Wednesday, April 22, 2015

From Lightning to Liquid Gold

I will be giving three presentations at the annual conference of the International Association for the Study of Dreams in Virginia Beach next month. One of them will on "Life Changing Dreams," and I will be presenting alongside Robert Waggoner and Rober Hoss.

My own dream was what I've called my "coming to age dream," which I have recounted in several places, most notably in my book, Healing the Fisher King: A Flyfisher's Grail Quest. In fact, it's the central dream around which the whole story revolves. It is:

 I dream I am in my childhood home in Texas with my parents. It is just before dawn, and I invite them to follow me outside onto the driveway so I can reveal to them my life purpose. I lift my arms in the air, and begin to chant a single note. As I do, powerful energy erupts in my body, and at the same time, I see lightning arcing across the sky. Finally, I lower my arms, and the lightning strikes only a short distance away. I repeat this process, all the while standing outside of myself puzzled by this demonstration, and not knowing what it means. Suddenly, I become aware that my parents, in their fear, have hurled a lance into my back. I fall to the ground, knowing that I am dying. I am not afraid, but I'm disappointed that they didn't understand and accept me. They come up and stand over me, looking frightened and worried. I say, "I was really your son. But I am the son of the unborn son, who is still to come." I know that they must eventually deal with him, even though I am dying.
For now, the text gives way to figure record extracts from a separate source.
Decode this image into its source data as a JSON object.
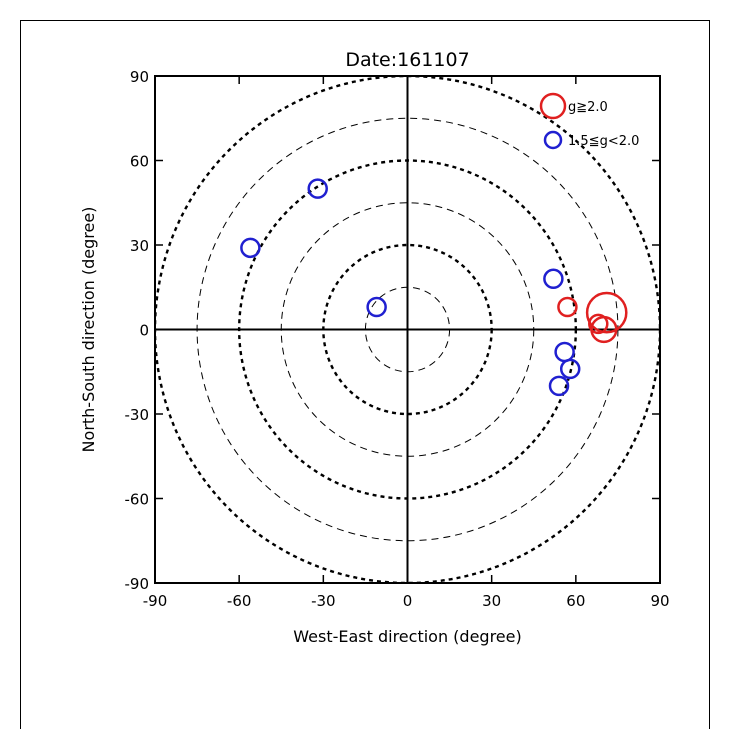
{
  "chart_data": {
    "type": "scatter",
    "title": "Date:161107",
    "xlabel": "West-East direction (degree)",
    "ylabel": "North-South direction (degree)",
    "xlim": [
      -90,
      90
    ],
    "ylim": [
      -90,
      90
    ],
    "xticks": [
      "-90",
      "-60",
      "-30",
      "0",
      "30",
      "60",
      "90"
    ],
    "yticks": [
      "90",
      "60",
      "30",
      "0",
      "-30",
      "-60",
      "-90"
    ],
    "rings": [
      {
        "radius": 15,
        "style": "thin-dashed"
      },
      {
        "radius": 30,
        "style": "thick-dotted"
      },
      {
        "radius": 45,
        "style": "thin-dashed"
      },
      {
        "radius": 60,
        "style": "thick-dotted"
      },
      {
        "radius": 75,
        "style": "thin-dashed"
      },
      {
        "radius": 90,
        "style": "thick-dotted"
      }
    ],
    "legend": {
      "placement": "top-right",
      "items": [
        {
          "label": "g≧2.0",
          "color": "#e02020"
        },
        {
          "label": "1.5≦g<2.0",
          "color": "#2020d0"
        }
      ]
    },
    "series": [
      {
        "name": "g≧2.0",
        "color": "#e02020",
        "points": [
          {
            "x": 57,
            "y": 8,
            "g": 2.1
          },
          {
            "x": 71,
            "y": 6,
            "g": 2.7
          },
          {
            "x": 70,
            "y": 0,
            "g": 2.3
          },
          {
            "x": 68,
            "y": 2,
            "g": 2.1
          }
        ]
      },
      {
        "name": "1.5≦g<2.0",
        "color": "#2020d0",
        "points": [
          {
            "x": -32,
            "y": 50
          },
          {
            "x": -56,
            "y": 29
          },
          {
            "x": -11,
            "y": 8
          },
          {
            "x": 52,
            "y": 18
          },
          {
            "x": 56,
            "y": -8
          },
          {
            "x": 58,
            "y": -14
          },
          {
            "x": 54,
            "y": -20
          }
        ]
      }
    ]
  }
}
As one might imagine, this dream played out over the course of many years, in which I struggled in my own zeal to bring spirit into this world, but sometimes in a way that was premature and insensitive to the forces in myself and in my relationships that were disinclined to support such efforts. To put it mildly! Overcoming one's own resistance to higher power, and becoming more humble in one's methods, has been a lifelong quest. (I can still be quite pushy.) I have compared my own journey to that of Parcifal, who, in his unconsciousness brutishness, initially failed in his quest to find the Grail, and then returned later in life as a mature and chastened man and fulfilled the requirements of the quest.


The lucid dream below (in the posting "Who is she, anyway?") intimates the solution that Parcifal finally discovered; that is, coming into right relationship with the feminine spirit, who then offers to "accompany" the self into world, thus fulfilling the incarnation of the whole person. Parsifal committed all sorts of offenses against the feminine and, as a consequence, did not have what it took when he faced the Grail in all of its splensor; that is, he didn't have the presence of heart to offer himself in service to "one it served" -- metaphorically, the Fisher King, or the son of the unborn son. Giving way to the companion in the soul, who is willing to serve rather than to dominate, is a man's ultimate attainment, in my opinion. And it does not come easy. It requires a long struggle, and necessary failures, before the opening of the warrior soul gives way to the attendant feminine companion who finally consents to accompany him in his incarnational quest. 


That is what the dream posted below intimates: that the presence of the feminine spirit transforms the male incarnational thrust from a raw, overwhelming and unsustainable effort (lightning) into a glorious manifestation of refined consciousness that renders everything golden that it touches. While the process is perhaps never complete, consummatory experiences such as the one below at least provide glimpses of what Paul Harvey once referred to as, "the other half of the story," and offer encouragement that the long journey toward meaning will finally bear its golden fruit.